2. Read the Objective Before You Read Anything Else
Every scenario starts with a specific research question. Read it twice. Rephrase it in your own words. Only then start scanning data. Candidates who skip this step end up collecting evidence that doesn’t feed the actual analysis.
3. Treat Every Data Point as a Yes-or-No Decision
Does this help answer the objective? Yes, drag it in. No, skip it. Speed comes from ruthless filtering, not fast reading.
4. Keep the Research Journal Ruthlessly Organized
Label entries with what they are, not where they came from. “2022 rodent population (survey A)” beats “Chart 3.” Flag the critical entries so you can find them fast in Analysis and Report.
5. Build the Formula Before You Touch the Calculator
Say the equation out loud. Confirm the inputs match the question’s units and timeframe. Then compute. This single habit eliminates 60% of the errors I see in post-game debriefs.
6. Watch the Units and Timeframes
Red Rock questions are written to punish sloppiness. A population in thousands versus individuals. A rate per year versus per decade. A proportion versus an absolute number. If you miss one of these, the math won’t save you.
7. Work Forward, Not Backward
Finish Investigation before entering Analysis. Finish Analysis before entering Report. Returning to earlier stages to fix mistakes costs more time than doing each stage carefully the first time.
8. Anticipate Interface Lag
The drag-and-drop doesn’t always register. Slow, deliberate movements beat rushed ones. If something doesn’t land, pause and reposition. Rushing creates rework.
9. Build Chart Fluency Before the Assessment
You’ll see line charts, stacked bars, pie charts, and proportional breakdowns. For every chart, identify axes, units, and timeframe before interpreting trends. If this isn’t automatic, drill it. Our article on data and chart interpretation covers exactly this pattern.
How to Prepare for the McKinsey Red Rock Game
Here’s the uncomfortable truth about Red Rock prep: most of what’s online is written by people who’ve never actually played the game. Generic advice like “practice your math” doesn’t help when the bottleneck is an understanding of the typical question patterns, the drag-and-drop interface and a misleading timer.
What actually works, in order of impact:
1. Simulation practice. You need to experience the interface, the drag-and-drop friction, the three-panel layout, and the pacing pressure before test day. Reading about it isn’t enough.
2. Structured process habits. Build the routine of objective first, filter second, compute third. Practice it until it’s reflex.

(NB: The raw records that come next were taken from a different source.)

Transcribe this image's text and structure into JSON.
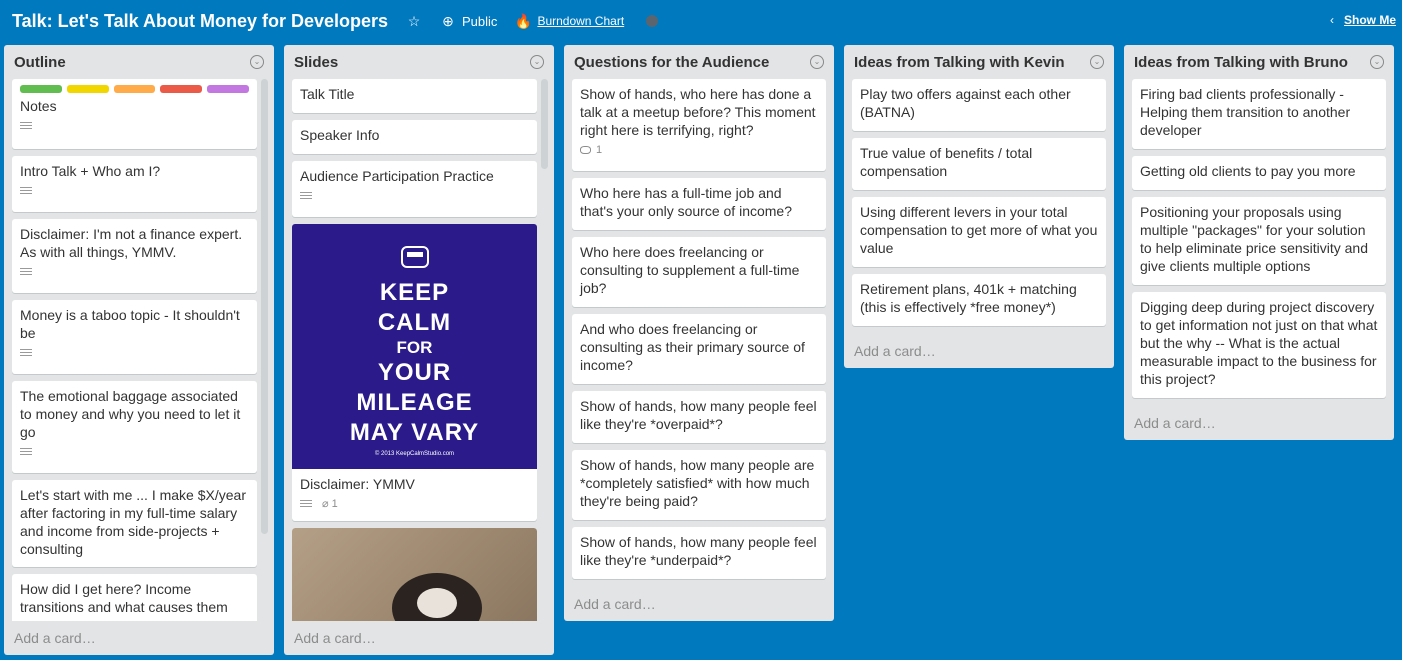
{
  "board": {
    "title": "Talk: Let's Talk About Money for Developers",
    "visibility": "Public",
    "burndown": "Burndown Chart",
    "show_menu": "Show Me"
  },
  "colors": {
    "background": "#0079bf",
    "list_bg": "#e2e4e6"
  },
  "labels": [
    "#61bd4f",
    "#f2d600",
    "#ffab4a",
    "#eb5a46",
    "#c377e0"
  ],
  "lists": [
    {
      "title": "Outline",
      "add": "Add a card…",
      "cards": [
        {
          "text": "Notes"
        },
        {
          "text": "Intro Talk + Who am I?"
        },
        {
          "text": "Disclaimer: I'm not a finance expert. As with all things, YMMV."
        },
        {
          "text": "Money is a taboo topic - It shouldn't be"
        },
        {
          "text": "The emotional baggage associated to money and why you need to let it go"
        },
        {
          "text": "Let's start with me ... I make $X/year after factoring in my full-time salary and income from side-projects + consulting"
        },
        {
          "text": "How did I get here? Income transitions and what causes them"
        }
      ]
    },
    {
      "title": "Slides",
      "add": "Add a card…",
      "cards": [
        {
          "text": "Talk Title"
        },
        {
          "text": "Speaker Info"
        },
        {
          "text": "Audience Participation Practice"
        },
        {
          "text": "Disclaimer: YMMV",
          "attachments": "1"
        }
      ],
      "cover": {
        "lines": [
          "KEEP",
          "CALM",
          "FOR",
          "YOUR",
          "MILEAGE",
          "MAY VARY"
        ],
        "footer": "© 2013 KeepCalmStudio.com"
      }
    },
    {
      "title": "Questions for the Audience",
      "add": "Add a card…",
      "cards": [
        {
          "text": "Show of hands, who here has done a talk at a meetup before? This moment right here is terrifying, right?",
          "comments": "1"
        },
        {
          "text": "Who here has a full-time job and that's your only source of income?"
        },
        {
          "text": "Who here does freelancing or consulting to supplement a full-time job?"
        },
        {
          "text": "And who does freelancing or consulting as their primary source of income?"
        },
        {
          "text": "Show of hands, how many people feel like they're *overpaid*?"
        },
        {
          "text": "Show of hands, how many people are *completely satisfied* with how much they're being paid?"
        },
        {
          "text": "Show of hands, how many people feel like they're *underpaid*?"
        }
      ]
    },
    {
      "title": "Ideas from Talking with Kevin",
      "add": "Add a card…",
      "cards": [
        {
          "text": "Play two offers against each other (BATNA)"
        },
        {
          "text": "True value of benefits / total compensation"
        },
        {
          "text": "Using different levers in your total compensation to get more of what you value"
        },
        {
          "text": "Retirement plans, 401k + matching (this is effectively *free money*)"
        }
      ]
    },
    {
      "title": "Ideas from Talking with Bruno",
      "add": "Add a card…",
      "cards": [
        {
          "text": "Firing bad clients professionally - Helping them transition to another developer"
        },
        {
          "text": "Getting old clients to pay you more"
        },
        {
          "text": "Positioning your proposals using multiple \"packages\" for your solution to help eliminate price sensitivity and give clients multiple options"
        },
        {
          "text": "Digging deep during project discovery to get information not just on that what but the why -- What is the actual measurable impact to the business for this project?"
        }
      ]
    }
  ]
}
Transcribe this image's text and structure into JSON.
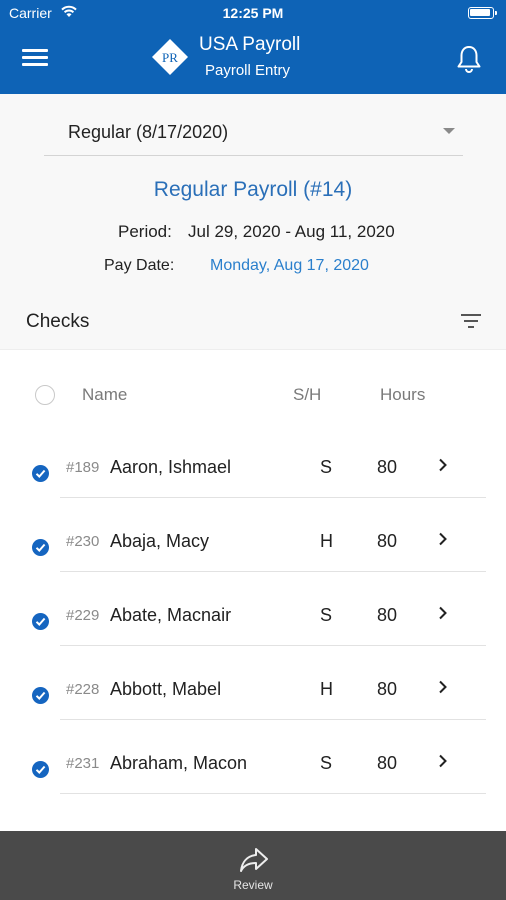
{
  "status_bar": {
    "carrier": "Carrier",
    "time": "12:25 PM"
  },
  "header": {
    "title": "USA Payroll",
    "subtitle": "Payroll Entry",
    "logo_text": "PR"
  },
  "payroll_select": {
    "value": "Regular (8/17/2020)"
  },
  "payroll": {
    "title": "Regular Payroll (#14)",
    "period_label": "Period:",
    "period_value": "Jul 29, 2020 - Aug 11, 2020",
    "pay_date_label": "Pay Date:",
    "pay_date_value": "Monday, Aug 17, 2020"
  },
  "checks": {
    "title": "Checks",
    "columns": {
      "name": "Name",
      "sh": "S/H",
      "hours": "Hours"
    },
    "rows": [
      {
        "number": "#189",
        "name": "Aaron, Ishmael",
        "sh": "S",
        "hours": "80",
        "selected": true
      },
      {
        "number": "#230",
        "name": "Abaja, Macy",
        "sh": "H",
        "hours": "80",
        "selected": true
      },
      {
        "number": "#229",
        "name": "Abate, Macnair",
        "sh": "S",
        "hours": "80",
        "selected": true
      },
      {
        "number": "#228",
        "name": "Abbott, Mabel",
        "sh": "H",
        "hours": "80",
        "selected": true
      },
      {
        "number": "#231",
        "name": "Abraham, Macon",
        "sh": "S",
        "hours": "80",
        "selected": true
      }
    ]
  },
  "bottom_bar": {
    "review_label": "Review",
    "review_icon": "share-forward-icon"
  },
  "colors": {
    "brand": "#0e63b6",
    "link": "#2a7fcc",
    "check": "#1565c0",
    "bottom_bar": "#4a4a4a"
  }
}
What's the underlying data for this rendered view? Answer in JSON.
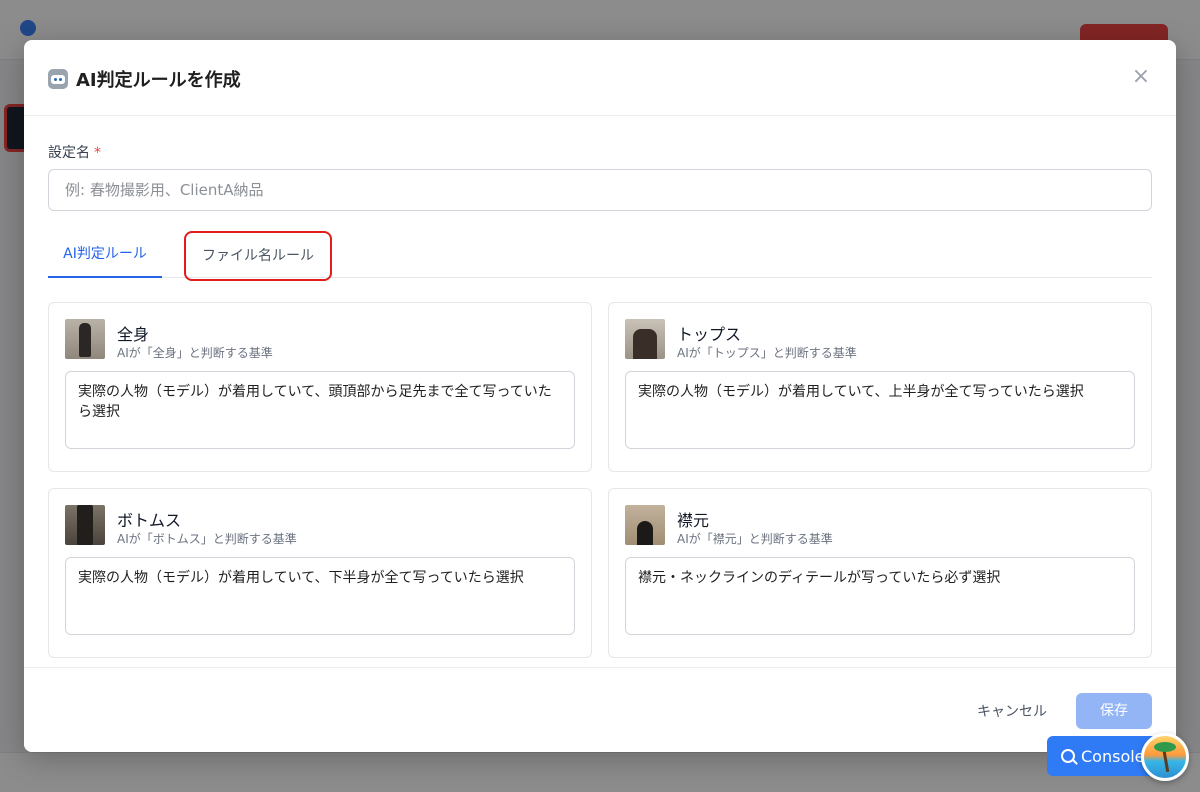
{
  "modal": {
    "title": "AI判定ルールを作成",
    "title_icon": "robot-icon",
    "close_label": "×"
  },
  "form": {
    "name_label": "設定名",
    "required_mark": "*",
    "name_placeholder": "例: 春物撮影用、ClientA納品",
    "name_value": ""
  },
  "tabs": [
    {
      "label": "AI判定ルール",
      "active": true
    },
    {
      "label": "ファイル名ルール",
      "active": false
    }
  ],
  "rules": [
    {
      "title": "全身",
      "subtitle": "AIが「全身」と判断する基準",
      "text": "実際の人物（モデル）が着用していて、頭頂部から足先まで全て写っていたら選択"
    },
    {
      "title": "トップス",
      "subtitle": "AIが「トップス」と判断する基準",
      "text": "実際の人物（モデル）が着用していて、上半身が全て写っていたら選択"
    },
    {
      "title": "ボトムス",
      "subtitle": "AIが「ボトムス」と判断する基準",
      "text": "実際の人物（モデル）が着用していて、下半身が全て写っていたら選択"
    },
    {
      "title": "襟元",
      "subtitle": "AIが「襟元」と判断する基準",
      "text": "襟元・ネックラインのディテールが写っていたら必ず選択"
    }
  ],
  "footer": {
    "cancel_label": "キャンセル",
    "save_label": "保存"
  },
  "console": {
    "label": "Console"
  },
  "colors": {
    "accent": "#2563eb",
    "highlight_border": "#e11d1d",
    "save_disabled": "#93b4f5",
    "console_button": "#2f7bf6"
  }
}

3. Familiarity with common question patterns. Growth rates between periods. Proportional changes across segments. Identifying the dominant driver in a trend. These recur across scenarios.
We cover all three in the McKinsey Solve Game Guide and Simulations, which include the Red Rock simulation, strategy guide, and a video walkthrough based on 600+ candidate debriefs and actual current gameplay experience.
FAQ
What skills does the McKinsey Red Rock Study test?
Data collection, data filtering, numerical reasoning, chart interpretation, structured calculation, and concise written synthesis. It does not test business knowledge, consulting frameworks, or memorized case types.
How is Red Rock different from the old McKinsey PST?
The PST used business scenarios. Red Rock uses research scenarios (animal populations, ecosystem studies). The cognitive demands are equivalent, but Red Rock doesn’t reward candidates who memorized business patterns. It isolates raw problem-solving ability.
Can I pass Red Rock without a business background?
Yes. That’s the point of the redesign. Candidates from medicine, engineering, natural sciences, and humanities pass at similar rates to MBA candidates. What matters is quantitative fluency and disciplined process, not industry knowledge.
How long is the Red Rock Study?
35 minutes total, covering both the Study section (Investigation, Analysis, Report) and the six mini-cases. The timer does not pause between sections.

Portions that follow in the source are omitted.